Nano materials

Properties #

1. High chemical reactivity and catalytic property due to high surface area to volume ratio. 

2. Change in thermal properties compared to bulk. Ex: melting point of nano materials is very much different compared to bulk media. 

3. Electronic properties: the band gap of nanomaterials increase with decrease in size. Thus, semi conductors can be tuned by playing with the size. 

4. Optical properties: due to change in size, the energy difference between the orbitals also change resulting in a very different excitation wavelength of the nano material. 

5. Magnetic : due to small size of the nanomaterials the arrangement of surface atoms or molecules becomes highly aligned in one or two directions and this gives rise to properties like super paramagnetism, ferro and ferri magnetism. 

Synthesis of nanomaterials  #

All the synthetic materials can be classified into two categories 

1. Top down: the top down methods include volmil method, electric sputtering method, laser ablation, photo chemical etching techniques  

2. Bottom up 

   1. In the bottom up method techniques like pyrolysis, sol-gel, canonization, evaporation, electro spinning, emulsion templating are used. 

• For preparation of nanotube,  nanowires, nanorods techniques like anodization, evaporation and electro spinning are used. 

• For nanoporous materials, emulsion templating and photochemical etching methods are used 

• For nano particles,  ballmill, electric sputtering and pyrolysis are used.  

Sol-gel #

Nano scale solid materials from small molecules. These molecules are generally hydroxide or alcoxides of metals such as silicon,  titanium,  gold. The process involves conversion of the monomeric hydroxide or alcoxides into polymeric colloidal solution. 

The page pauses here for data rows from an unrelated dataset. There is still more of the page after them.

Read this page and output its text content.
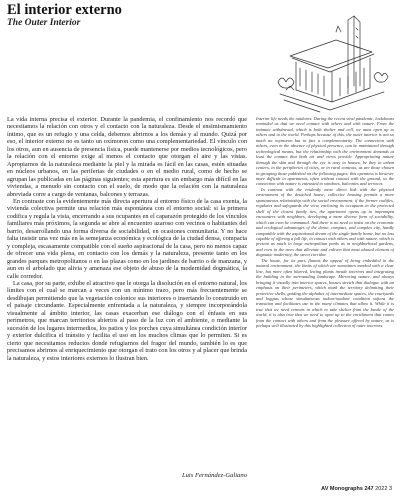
El interior externo
The Outer Interior

La vida interna precisa el exterior. Durante la pandemia, el confinamiento nos recordó que necesitamos la relación con otros y el contacto con la naturaleza. Desde el ensimismamiento íntimo, que es un refugio y una celda, debemos abrirnos a los demás y al mundo. Quizá por eso, el interior externo no es tanto un oxímoron como una complementariedad. El vínculo con los otros, aun en ausencia de presencia física, puede mantenerse por medios tecnológicos, pero la relación con el entorno exige al menos el contacto que otorgan el aire y las vistas. Apropiarnos de la naturaleza mediante la piel y la mirada es fácil en las casas, estén situadas en núcleos urbanos, en las periferias de ciudades o en el medio rural, como de hecho se agrupan las publicadas en las páginas siguientes; esta apertura es sin embargo más difícil en las viviendas, a menudo sin contacto con el suelo, de modo que la relación con la naturaleza abreviada corre a cargo de ventanas, balcones y terrazas.

En contraste con la evidentemente más directa apertura al entorno físico de la casa exenta, la vivienda colectiva permite una relación más espontánea con el entorno social: si la primera codifica y regula la vista, encerrando a sus ocupantes en el caparazón protegido de los vínculos familiares más próximos, la segunda se abre al encuentro azaroso con vecinos o habitantes del barrio, desarrollando una forma diversa de sociabilidad, en ocasiones comunitaria. Y no hace falta insistir una vez más en la semejanza económica y ecológica de la ciudad densa, compacta y compleja, escasamente compatible con el sueño aspiracional de la casa, pero no menos capaz de ofrecer una vida plena, en contacto con los demás y la naturaleza, presente tanto en los grandes parques metropolitanos o en las plazas como en los jardines de barrio o de manzana, y aun en el arbolado que alivia y amenaza ese objeto de abuso de la modernidad dogmática, la calle corredor.

La casa, por su parte, exhibe el atractivo que le otorga la disolución en el entorno natural, los límites con el cual se marcan a veces con un mínimo trazo, pero más frecuentemente se desdibujan permitiendo que la vegetación colonice sus interiores o insertando lo construido en el paisaje circundante. Especialmente enfrentada a la naturaleza, y siempre incorporándola visualmente al ámbito interior, las casas exacerban ese diálogo con el énfasis en sus perímetros, que marcan territorios abiertos al paso de la luz con el ambiente, o mediante la sucesión de los lugares intermedios, los patios y los porches cuya simultánea condición interior y exterior dulcifica el tránsito y facilita el uso en los muchos climas que lo permiten. Si es cierto que necesitamos reductos donde refugiarnos del fragor del mundo, también lo es que precisamos abrirnos al enriquecimiento que otorgan el trato con los otros y al placer que brinda la naturaleza, y estos interiores externos lo ilustran bien.

Luis Fernández-Galiano

Interior life needs the outdoors. During the recent viral pandemic, lockdowns reminded us that we need contact with others and with nature. From the intimate withdrawal, which is both shelter and cell, we must open up to others and to the world. Perhaps because of this, the outer interior is not so much an oxymoron but in fact a complementarity. The connection with others, even in the absence of physical presence, can be maintained through technological means, but the relationship with the environment demands at least the contact that both air and views provide. Appropriating nature through the skin and through the eye is easy in houses, be they in urban centers, in the peripheries of cities, or in rural contexts, as are those chosen in grouping those published on the following pages; this openness is however more difficult in apartments, often without contact with the ground, so the connection with nature is entrusted to windows, balconies and terraces.

In contrast with the evidently more direct link with the physical environment of the detached house, collective housing permits a more spontaneous relationship with the social environment: if the former codifies, regulates and safeguards the view, enclosing its occupants in the protected shell of the closest family ties, the apartment opens up to impromptu encounters with neighbors, developing a more diverse form of sociability, which can even be communal. And there is no need to insist on the economic and ecological advantages of the dense, compact, and complex city, hardly compatible with the aspirational dream of the single-family home, but no less capable of offering a full life, in contact with others and with nature, which is present as much in large metropolitan parks as in neighborhood gardens, and even in the trees that alleviate and enliven that most abused element of dogmatic modernity, the street corridor.

The house, for its part, flaunts the appeal of being embedded in the natural environment, the limits of which are sometimes marked with a clear line, but more often blurred, letting plants invade interiors and integrating the building in the surrounding landscape. Mirroring nature, and always bringing it visually into interior spaces, houses stretch that dialogue with an emphasis on their perimeters, which mark the territory delimiting their protective shells, guiding the alphabet of intermediate spaces, the courtyards and loggias whose simultaneous indoor/outdoor condition softens the transition and facilitates use in the many climates that allow it. While it is true that we need retreats in which to take shelter from the bustle of the world, it is also true that we need to open up to the enrichment that comes from the contact with others and from the pleasure offered by nature, as is perhaps well illustrated by this highlighted collection of outer interiors.

AV Monographs 247 2022 3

The colloidal solution as a precursor for the formation of an integrated network or gel like structure which is formed due to the removal of liquid through evaporation or heating. Evaporation leads top formation of a compact structure leading to formation of aerogel if the interconnected network is heated rapidly or treated with supercritical fluid for removal of the liquid material then a porous structure is formed which is known as aerogel (has large pores which are formed after heating). 

The whole process of sol-gel process can be divided into 6 steps: 

1. Formation of stable compounds through hydrolysis and condensation.  

2. Gelation which is formation of an oxide or alcoxide of bridged network through poly condensation.  

3. Aging of gel which is also known as synerasis: in this step the bridged network collapses with removal of the liquid material. 

4. Drying of gel: after the formation of aerogel/xerogel it is very important to remove water and other volatile compounds from the mixture. Hence it is heated to temperatures around 200 Celsius. This step is very important because the rate of heating, the critical point where removal starts and the temperature decreases highly influences the size of the nanomaterials. The next two steps are not performed generally.  

5. Dehydration: removal of surface bound metal hydroxide and metal alcoxide grows by heating up to 800 deg celsius. 

6. Densification and decomposition : the material after dehydration is heated to temperatures above 800 deg celsius to remove the remaining organic materials. It also collapses the pores of the gel.  

Advantages of sol-gel   #

1. It is very economic and usually low temperature maintained process 

2. The thickness of the protein can be varied from a few nanometers to 500 nanometers. 

3. Any geometry or complex shape can be achieved very easily in the gel. 

4. High purity and the composition is also controllable. If any spent is to be added the  its amount can be also controlled very easily. 

Disadvantages of sol-gel   #

1. These materials made through sol-gel process are not at all industry friendly because of weak bonding, low wear and tear and high permeability. 

2. Coatings  

3. Develops cracks very easily.  

4. Organic materials trapped inside the pores have different thermal expansion properties compared to the nanoparticles and thus can have problems during temperature variation.